Colloquium – Norm Farb – Uncomfortably Numb: Depression Vulnerability as Sensory Avoidance and its Potential Resolution
Mar 2, 2023
2:30PM to 4:00PM
Date/Time
Date(s) - 02/03/2023
2:30 pm - 4:00 pm
Title: Uncomfortably Numb: Depression Vulnerability as Sensory Avoidance and its Potential Resolution
Bio: Norman Farb, PhD, is an Associate Professor of Psychology at the University of Toronto Mississauga, where he directs the Regulatory and Affective Dynamics laboratory (www.radlab.zone). He studies the psychology of well-being, focusing on mental habits, such as how we think about ourselves and interpret our emotions. He is particularly interested in why people differ in their resilience to stress, depression, and anxiety. He is currently exploring online training to support wellbeing, and neuroimaging to understand how emotional reactions predict mental health over the lifespan.
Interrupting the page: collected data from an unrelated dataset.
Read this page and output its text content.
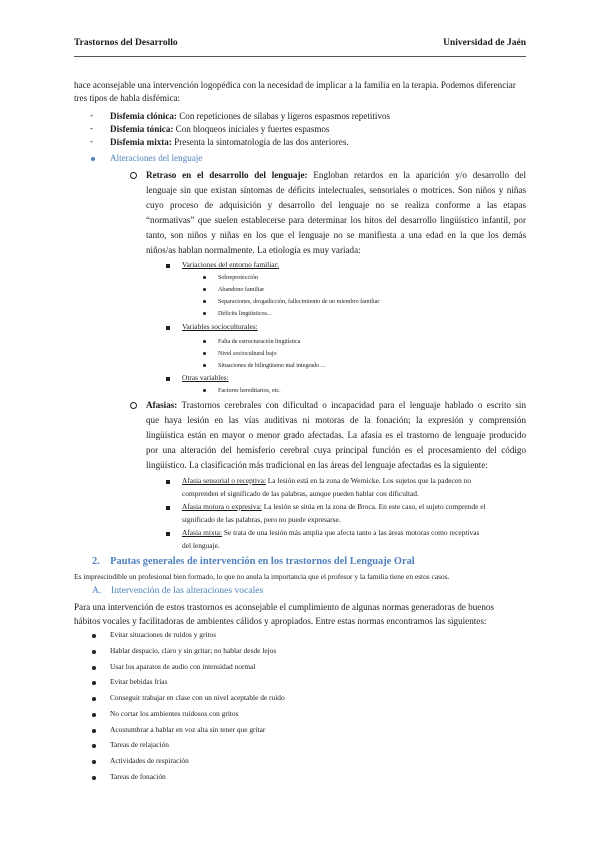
Trastornos del Desarrollo	Universidad de Jaén
hace aconsejable una intervención logopédica con la necesidad de implicar a la familia en la terapia. Podemos diferenciar
tres tipos de habla disfémica:
- Disfemia clónica: Con repeticiones de sílabas y ligeros espasmos repetitivos
- Disfemia tónica: Con bloqueos iniciales y fuertes espasmos
- Disfemia mixta: Presenta la sintomatología de las dos anteriores.
Alteraciones del lenguaje
Retraso en el desarrollo del lenguaje: Engloban retardos en la aparición y/o desarrollo del
lenguaje sin que existan síntomas de déficits intelectuales, sensoriales o motrices. Son niños y niñas
cuyo proceso de adquisición y desarrollo del lenguaje no se realiza conforme a las etapas
“normativas” que suelen establecerse para determinar los hitos del desarrollo lingüístico infantil, por
tanto, son niños y niñas en los que el lenguaje no se manifiesta a una edad en la que los demás
niños/as hablan normalmente. La etiología es muy variada:
Variaciones del entorno familiar:
Sobreprotección
Abandono familiar
Separaciones, drogadicción, fallecimiento de un miembro familiar
Déficits lingüísticos...
Variables socioculturales:
Falta de estructuración lingüística
Nivel sociocultural bajo
Situaciones de bilingüismo mal integrado ...
Otras variables:
Factores hereditarios, etc.
Afasias: Trastornos cerebrales con dificultad o incapacidad para el lenguaje hablado o escrito sin
que haya lesión en las vías auditivas ni motoras de la fonación; la expresión y comprensión
lingüística están en mayor o menor grado afectadas. La afasia es el trastorno de lenguaje producido
por una alteración del hemisferio cerebral cuya principal función es el procesamiento del código
lingüístico. La clasificación más tradicional en las áreas del lenguaje afectadas es la siguiente:
Afasia sensorial o receptiva: La lesión está en la zona de Wernicke. Los sujetos que la padecen no
comprenden el significado de las palabras, aunque pueden hablar con dificultad.
Afasia motora o expresiva: La lesión se sitúa en la zona de Broca. En este caso, el sujeto comprende el
significado de las palabras, pero no puede expresarse.
Afasia mixta: Se trata de una lesión más amplia que afecta tanto a las áreas motoras como receptivas
del lenguaje.
2.    Pautas generales de intervención en los trastornos del Lenguaje Oral
Es imprescindible un profesional bien formado, lo que no anula la importancia que el profesor y la familia tiene en estos casos.
A.    Intervención de las alteraciones vocales
Para una intervención de estos trastornos es aconsejable el cumplimiento de algunas normas generadoras de buenos
hábitos vocales y facilitadoras de ambientes cálidos y apropiados. Entre estas normas encontramos las siguientes:
Evitar situaciones de ruidos y gritos
Hablar despacio, claro y sin gritar; no hablar desde lejos
Usar los aparatos de audio con intensidad normal
Evitar bebidas frías
Conseguir trabajar en clase con un nivel aceptable de ruido
No cortar los ambientes ruidosos con gritos
Acostumbrar a hablar en voz alta sin tener que gritar
Tareas de relajación
Actividades de respiración
Tareas de fonación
Abstract: Depression is the leading cause of disability worldwide. While initial episodes of Depression may serve as understandable responses to devastating life events, later episodes seem to be largely promoted via activation of internal schema, as though falling into depression has become a sort of cognitive expertise. What is driving this increased vulnerability? Contrary to general conceptions of depression as a state of being overwhelmed and flooded with negative emotion, emerging neuroimaging data suggests that depression vulnerability may actually be driven by stress-evoked sensorimotor inhibition, consistent with subjective reports of numbing, anhedonia, and psychomotor slowing. Drawing neuroimaging evidence from both a distressed community sample (N=36) and a prospective trial of participants with remitted depression (N=85), Prof. Farb will discuss an emerging model of depression vulnerability as a deeply entrenched, stress-reactive, sensory avoidance habit. Sense “foraging” practices may therefore provide a methodology for extinguishing depressogenic habits, with emerging efficacy from areas such as mindfulness training, exercise, cognitive therapy, psychedelics, art therapy, and exposure to nature.